Pursuant to Rule 1.510, Fla. R. Civ. P., where the pleadings, depositions, answers to interrogatories and admissions on file, together with affidavits, establish no genuine issues of material fact as to Plaintiff’s allegation MERCURY has failed to pay Plaintiff’s loss without reasonable proof of not being responsible for said payment, MERCURY is entitled to summary judgment as a matter of law. See, Fla. R. Civ. P. 1.510. The granting of summary judgment is proper where there are no genuine issues of material fact and where the moving party is entitled to judgment as a matter of law. “The standard for reviewing the entry of summary judgment requires that a party moving must conclusively show the absence of any genuine issue of material fact.” Moore v. Morris, 475 So.2d 666, 668 (Fla. 1985). Once the moving party on a motion for summary judgment meets its burden in demonstrating there are no genuine issues of material fact and is entitled to judgment as a matter of law the “party opposing the entry of summary judgment must prove the existence of genuine triable issues.” First North American Bank v. Hummel825 So.2d 502 (Fla. 2d DCA 2002) [27 Fla. L. Weekly D2010a].

ANALYSIS

MERCURY’S policy terms follow recent Florida decisions finding the fee schedule provisions of the No-Fault Law cannot not be applied absent a specific policy provision. In clear and unambiguous language, the MERCURY policy specifically outlines how it will pay a given medical bill.

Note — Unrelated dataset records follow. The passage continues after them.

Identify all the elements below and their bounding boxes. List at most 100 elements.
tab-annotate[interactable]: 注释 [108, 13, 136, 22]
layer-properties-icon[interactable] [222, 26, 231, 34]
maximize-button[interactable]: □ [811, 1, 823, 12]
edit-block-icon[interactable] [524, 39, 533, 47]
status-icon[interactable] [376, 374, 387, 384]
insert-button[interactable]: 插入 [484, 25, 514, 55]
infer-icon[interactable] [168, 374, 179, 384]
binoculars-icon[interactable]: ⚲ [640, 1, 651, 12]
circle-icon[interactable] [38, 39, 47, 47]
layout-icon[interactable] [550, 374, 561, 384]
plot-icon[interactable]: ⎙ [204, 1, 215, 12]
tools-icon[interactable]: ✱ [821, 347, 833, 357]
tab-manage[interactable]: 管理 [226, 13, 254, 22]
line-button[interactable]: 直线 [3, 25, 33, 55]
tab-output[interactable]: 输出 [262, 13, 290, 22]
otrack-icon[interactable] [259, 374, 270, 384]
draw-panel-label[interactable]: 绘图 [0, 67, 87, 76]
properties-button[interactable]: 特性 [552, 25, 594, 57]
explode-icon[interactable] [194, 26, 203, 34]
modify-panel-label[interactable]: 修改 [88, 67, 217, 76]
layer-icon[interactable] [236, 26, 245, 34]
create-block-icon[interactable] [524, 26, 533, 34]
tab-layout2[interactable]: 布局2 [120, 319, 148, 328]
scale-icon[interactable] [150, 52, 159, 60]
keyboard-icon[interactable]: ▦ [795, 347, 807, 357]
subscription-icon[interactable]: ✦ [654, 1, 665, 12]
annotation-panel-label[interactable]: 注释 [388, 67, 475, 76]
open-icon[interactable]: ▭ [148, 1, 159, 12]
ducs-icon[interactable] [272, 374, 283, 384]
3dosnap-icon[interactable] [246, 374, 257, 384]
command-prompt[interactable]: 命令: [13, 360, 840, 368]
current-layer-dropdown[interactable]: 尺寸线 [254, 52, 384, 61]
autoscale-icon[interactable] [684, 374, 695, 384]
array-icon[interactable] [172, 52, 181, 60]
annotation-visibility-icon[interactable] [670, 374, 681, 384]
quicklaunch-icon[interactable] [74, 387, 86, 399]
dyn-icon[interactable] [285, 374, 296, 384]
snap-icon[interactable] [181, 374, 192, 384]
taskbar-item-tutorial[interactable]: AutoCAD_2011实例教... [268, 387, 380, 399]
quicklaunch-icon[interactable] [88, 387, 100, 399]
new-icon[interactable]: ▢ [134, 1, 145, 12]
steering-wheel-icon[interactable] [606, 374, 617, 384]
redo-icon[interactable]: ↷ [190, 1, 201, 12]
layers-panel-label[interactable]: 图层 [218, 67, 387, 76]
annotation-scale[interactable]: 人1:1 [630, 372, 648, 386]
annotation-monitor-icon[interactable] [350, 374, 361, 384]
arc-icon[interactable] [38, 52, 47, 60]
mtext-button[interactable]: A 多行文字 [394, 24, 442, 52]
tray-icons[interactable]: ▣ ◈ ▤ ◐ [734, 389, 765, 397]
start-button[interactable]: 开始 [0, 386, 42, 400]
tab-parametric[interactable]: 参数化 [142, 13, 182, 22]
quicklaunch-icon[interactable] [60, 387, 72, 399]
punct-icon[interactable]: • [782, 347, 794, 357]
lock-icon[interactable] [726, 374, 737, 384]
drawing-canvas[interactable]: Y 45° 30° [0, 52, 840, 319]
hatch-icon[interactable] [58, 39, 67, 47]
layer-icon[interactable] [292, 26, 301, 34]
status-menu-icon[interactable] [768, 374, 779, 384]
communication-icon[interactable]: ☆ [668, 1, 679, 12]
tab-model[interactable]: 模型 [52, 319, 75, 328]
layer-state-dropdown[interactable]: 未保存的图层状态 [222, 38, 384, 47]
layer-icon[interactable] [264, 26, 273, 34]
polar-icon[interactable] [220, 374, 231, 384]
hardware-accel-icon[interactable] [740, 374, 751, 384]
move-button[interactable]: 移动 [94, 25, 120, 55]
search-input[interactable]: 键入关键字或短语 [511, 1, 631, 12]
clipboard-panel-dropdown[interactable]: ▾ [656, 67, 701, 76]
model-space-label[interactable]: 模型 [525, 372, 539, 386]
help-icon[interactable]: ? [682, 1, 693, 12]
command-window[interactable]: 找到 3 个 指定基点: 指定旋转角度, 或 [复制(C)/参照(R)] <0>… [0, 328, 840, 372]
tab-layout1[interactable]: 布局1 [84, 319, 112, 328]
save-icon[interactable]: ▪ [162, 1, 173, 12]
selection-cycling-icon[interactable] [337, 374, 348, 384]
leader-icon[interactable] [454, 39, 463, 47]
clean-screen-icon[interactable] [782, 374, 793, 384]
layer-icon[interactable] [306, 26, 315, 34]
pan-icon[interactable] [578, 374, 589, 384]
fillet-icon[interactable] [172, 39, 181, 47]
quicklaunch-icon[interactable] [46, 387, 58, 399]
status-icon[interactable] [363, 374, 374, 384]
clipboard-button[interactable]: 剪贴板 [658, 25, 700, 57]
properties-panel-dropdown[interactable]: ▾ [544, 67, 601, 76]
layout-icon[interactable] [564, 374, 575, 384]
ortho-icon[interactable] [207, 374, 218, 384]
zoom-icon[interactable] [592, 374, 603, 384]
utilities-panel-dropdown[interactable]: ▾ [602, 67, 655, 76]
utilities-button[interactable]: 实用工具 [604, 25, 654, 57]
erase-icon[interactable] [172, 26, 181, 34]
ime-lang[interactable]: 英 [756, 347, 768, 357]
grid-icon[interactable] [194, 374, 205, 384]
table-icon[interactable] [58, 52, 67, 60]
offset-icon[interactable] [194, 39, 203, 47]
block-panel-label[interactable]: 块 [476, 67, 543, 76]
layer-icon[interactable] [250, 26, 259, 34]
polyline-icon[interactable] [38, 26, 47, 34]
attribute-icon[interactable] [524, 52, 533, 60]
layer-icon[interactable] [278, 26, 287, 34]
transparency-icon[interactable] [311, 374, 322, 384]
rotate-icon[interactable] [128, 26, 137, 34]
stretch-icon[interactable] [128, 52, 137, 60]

The applicable policy of insurance in the instant case states unequivocally medical benefits shall be payable at the lesser of: a. 80% of the actual charge, or b. 80% of the following schedule of maximum charges contained in Florida Statute §627.736(5)(a)(1). This can have only one meaning and places the Insured on notice of MERCURY’s methodology for reimbursement of medical bills. Additionally, the language contained within Section 8 of the PIP portion of the policy regarding MERCURY’s use of various sources of information to decide if any medical expense is reasonable and necessary and caused by an accident is tantamount to a legal nullity based on MERCURY’s clear and unambiguous election of its methodology for reimbursement of medical bills. Finally, Plaintiff’s opposition to Defendant’s Motion for Summary Judgment was meritorious.

CONCLUSION

The aforementioned law and the applicable policy of insurance allowed MERCURY to reimburse Plaintiff according to the parameters outlined within section 627.736(5)(a)(1). Accordingly, MERCURY’S Motion for Summary Judgment is granted.